Para um artigo esclarecedor da complexa posição do indígena no sistema jurídico brasileiro ver o texto bem acessível da advogada Ana Paula Souto Maior, intitulado: Imputabilidade penal, que está acessível em: http://pib.socioambiental.org/pt/c/direitos/temas-recentes/imputabilidade-penal.

Mais contemporaneamente, a ideia do indígena como camponês tem ressurgido nos discursos dos políticos ruralistas, defensores dos grandes latifundiários e do agronegócio como uma forma de argumentar publicamente que “existe muita terra para pouco índio”. Essa frase, outro equívoco consagrado, tem sido infelizmente reproduzida por pequenos proprietários de terras, e trabalhadores rurais com e sem terra, que não percebem como essa ideia colabora com a manutenção dos grandes latifúndios no Brasil. O antropólogo João Pacheco de Oliveira, que na década de 1990 escreveu um artigo com o título emblemático “muita terra para pouco índio”, desvela a estratégia que está por traz da reprodução dessa ideia equivocada: A argumentação mais contundente e com maior poder de sedução agora utilizada contra os índios não tem mais como ponta de lança os estereótipos tradicionais, que pretenderiam equipará-los aos "primitivos", aos "costumes rudimentares" e "brutais" dos primeiros humanoides, tentando aproximar as culturas indígenas ao domínio da natureza. A visão ora privilegiada pelos inimigos dos índios é que estes constituem um segmento altamente favorecido da sociedade brasileira. Fala-se que os índios têm terras "demais" e que seriam "índios latifundiários", confrontando-os com a legião de trabalhadores sem terra existente no meio rural brasileiro (Oliveira, 1995:76)
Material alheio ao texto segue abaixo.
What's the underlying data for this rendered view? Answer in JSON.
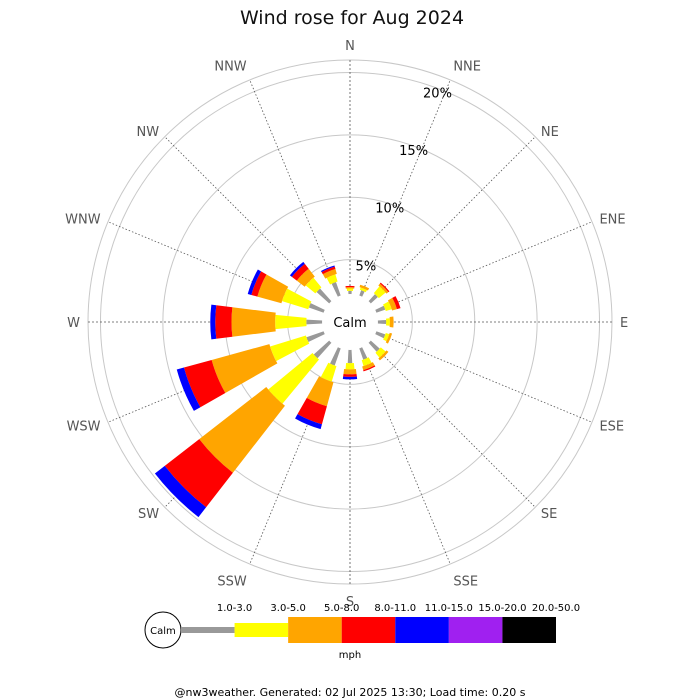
{
  "chart_data": {
    "type": "wind-rose",
    "title": "Wind rose for Aug 2024",
    "directions": [
      "N",
      "NNE",
      "NE",
      "ENE",
      "E",
      "ESE",
      "SE",
      "SSE",
      "S",
      "SSW",
      "SW",
      "WSW",
      "W",
      "WNW",
      "NW",
      "NNW"
    ],
    "radial_ticks": [
      "5%",
      "10%",
      "15%",
      "20%"
    ],
    "radial_max_percent": 21,
    "grid": true,
    "calm_label": "Calm",
    "calm_radius_percent": 2.2,
    "unit_label": "mph",
    "bins": [
      {
        "label": "1.0-3.0",
        "color": "#999999"
      },
      {
        "label": "3.0-5.0",
        "color": "#ffff00"
      },
      {
        "label": "5.0-8.0",
        "color": "#ffa500"
      },
      {
        "label": "8.0-11.0",
        "color": "#ff0000"
      },
      {
        "label": "11.0-15.0",
        "color": "#0000ff"
      },
      {
        "label": "15.0-20.0",
        "color": "#a020f0"
      },
      {
        "label": "20.0-50.0",
        "color": "#000000"
      }
    ],
    "series_percent_by_direction": {
      "N": [
        0.3,
        0.2,
        0.1,
        0.1,
        0.0,
        0,
        0
      ],
      "NNE": [
        0.5,
        0.2,
        0.2,
        0.0,
        0.0,
        0,
        0
      ],
      "NE": [
        0.8,
        0.7,
        0.2,
        0.1,
        0.0,
        0,
        0
      ],
      "ENE": [
        0.8,
        0.5,
        0.4,
        0.3,
        0.0,
        0,
        0
      ],
      "E": [
        0.7,
        0.3,
        0.3,
        0.0,
        0.0,
        0,
        0
      ],
      "ESE": [
        0.8,
        0.3,
        0.2,
        0.0,
        0.0,
        0,
        0
      ],
      "SE": [
        1.0,
        0.5,
        0.2,
        0.0,
        0.0,
        0,
        0
      ],
      "SSE": [
        1.0,
        0.5,
        0.3,
        0.1,
        0.0,
        0,
        0
      ],
      "S": [
        1.1,
        0.5,
        0.4,
        0.2,
        0.2,
        0,
        0
      ],
      "SSW": [
        1.5,
        1.3,
        2.0,
        1.5,
        0.4,
        0,
        0
      ],
      "SW": [
        1.7,
        4.6,
        6.8,
        3.5,
        1.0,
        0,
        0
      ],
      "WSW": [
        1.5,
        3.0,
        4.8,
        2.3,
        0.6,
        0,
        0
      ],
      "W": [
        1.3,
        2.5,
        3.5,
        1.3,
        0.4,
        0,
        0
      ],
      "WNW": [
        1.3,
        2.2,
        2.0,
        0.5,
        0.3,
        0,
        0
      ],
      "NW": [
        1.4,
        1.0,
        0.8,
        0.5,
        0.2,
        0,
        0
      ],
      "NNW": [
        1.2,
        0.6,
        0.4,
        0.2,
        0.1,
        0,
        0
      ]
    }
  },
  "footer_text": "@nw3weather. Generated: 02 Jul 2025 13:30; Load time: 0.20 s"
}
A partir de sua análise dos dados fundiários brasileiros, Oliveira aponta que as terras indígenas, em sua totalidade, ocupam somente doze por cento das terras classificadas como “improdutivas” pelo Estado brasileiro. E que os outros oitenta e oito por cento estão divididos em sua maioria em terras devolutas e grandes latifúndios11. Assim, conclui Oliveira, não são os índios que tem muita terra: é a terra que é distribuída desigualmente no Brasil. A afirmação de que existe “muita terra para pouco índio” reforça ainda mais essa desigualdade e essa concentração de terras na mão de poucos fazendeiros, políticos e coronéis. Estes propagam a ideia (...) de que o número ou o tamanho excessivo das áreas indígenas reduziria fortemente o estoque de terras para a agricultura, acarretando escassez de terra para os trabalhadores não índios, o que agravaria ainda mais a pobreza no meio rural e incentivaria o êxodo para as cidades. Agrega-se a isso a crença de que as áreas indígenas são improdutivas e que, portanto, a destinação de uma terra para os índios implicaria em subtraí-la da produção de alimentos e ao processo social de geração de bens e riquezas (1995: 76).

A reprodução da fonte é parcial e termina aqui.